Lübecker Nachrichten   15.09.2019

Die Stadt rechnet aufgrund der Beitragsdeckelung mit einem weiter steigenden Bedarf an Betreuungsplätzen für U3-Kinder

Kerstin Pemöller, Leiterin der Oldesloer Kita St. Vicelin, freut sich über das neue Angebot.   Foto: Marcus Carstens

Bad Oldesloe. Jetzt aber wirklich: Im zweiten Anlauf will die katholische Kirchengemeinde in Bad Oldesloe Platz für eine Krippe schaffen. Bislang gibt es in der Kindertagesstätte St. Vicelin ausschließlich Betreuungsplätze für drei- bis sechsjährige Kinder. Den Startschuss für die Schaffung von 20 neuen Krippenplätzen gab in dieser Woche der städtische Bildungs-, Sozial- und Kulturausschuss, indem er 7000 Euro an Planungskosten freigab. Die SPD zierte sich erst ein wenig – am Ende erfolgte der Beschluss jedoch einstimmig.

Bereits vor zehn Jahren hatte es einen Anlauf Richtung Krippe gegeben. Die Stadt machte dann doch einen Rückzieher, und die Kirchengemeinde blieb auf 10 000 Euro Planungskosten sitzen. Daher nun der Antrag des Erzbistums St. Ansverus, zu dem die katholische Gemeinde in Bad Oldesloe gehört.

„Dann kann es ja losgehen“, freute sich Kita-Leiterin Kerstin Pemöller. Denn Anfragen für einen der Plätze seien jetzt schon da – zu einem Zeitpunkt, da noch gar kein Stein bewegt wurde. „Wir wissen auch noch gar nicht, ob der Anbau ein- oder zweigeschossig wird.“ Jetzt hat die Kita jedoch Planungssicherheit – und ein Architekt kann beauftragt werden.

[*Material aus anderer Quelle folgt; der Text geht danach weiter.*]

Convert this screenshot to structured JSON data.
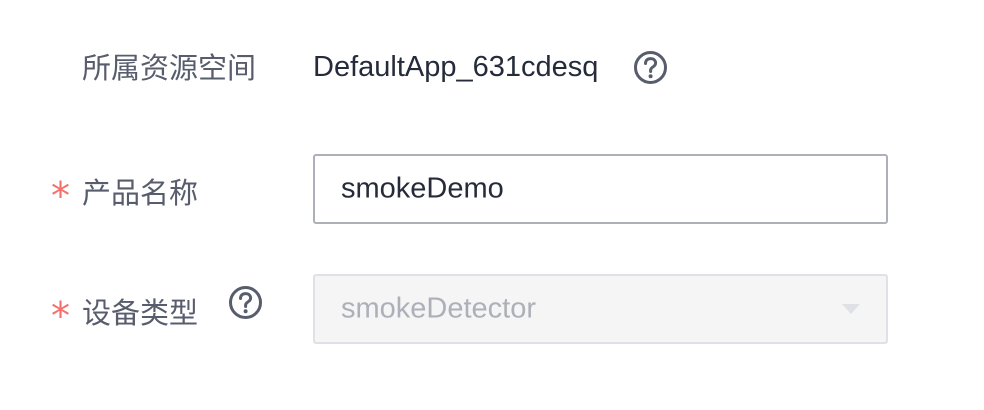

Das gesamte Kostenvolumen liegt bei rund 1,2 Millionen Euro; Zuschüsse und Fördermittel sind auch noch nicht beantragt. Kerstin Pemöller hofft jedoch, dass im Sommer 2020 der Bau beginnen und ein Jahr später der Betrieb aufgenommen werden kann.

Nach einem Anbau vor fünf Jahren bietet St. Vicelin in vier Gruppen 80 Kita-Plätze an. Die Betreuungszeiten sind bereits abends auf 18 Uhr ausgeweitet. „Der Bedarf an längeren Zeiten ist groß“, sagt Kita-Leiterin Pemöller. Bemerkenswert: In der katholischen Einrichtung werden mittlerweile mehr muslimische als christliche Kinder betreut. 37 Kinder erhalten Sprachförderung.

Insgesamt gibt es in Bad Oldesloe in 14 Einrichtungen momentan 865 Elementar- und 175 Krippenplätze. Dazu kommen noch 67 Plätze bei Tagespflegepersonen. Die Krippenplätze sind nach Angaben der Stadt voll ausgelastet.

„Im Elementarbereich und bei den Tagespflegepersonen gibt es aktuell vereinzelt, wenige freie Plätze“, sagte Stadtsprecherin Agnes Heesch auf LN-Anfrage.

Vor dem Hintergrund der gedeckelten Elternbeiträge im Rahmen der Kita-Reform ab dem 1. August 2020 rechnet die Stadt insbesondere im Krippenbereich mit einer höheren Nachfrage nach Betreuungsplätzen.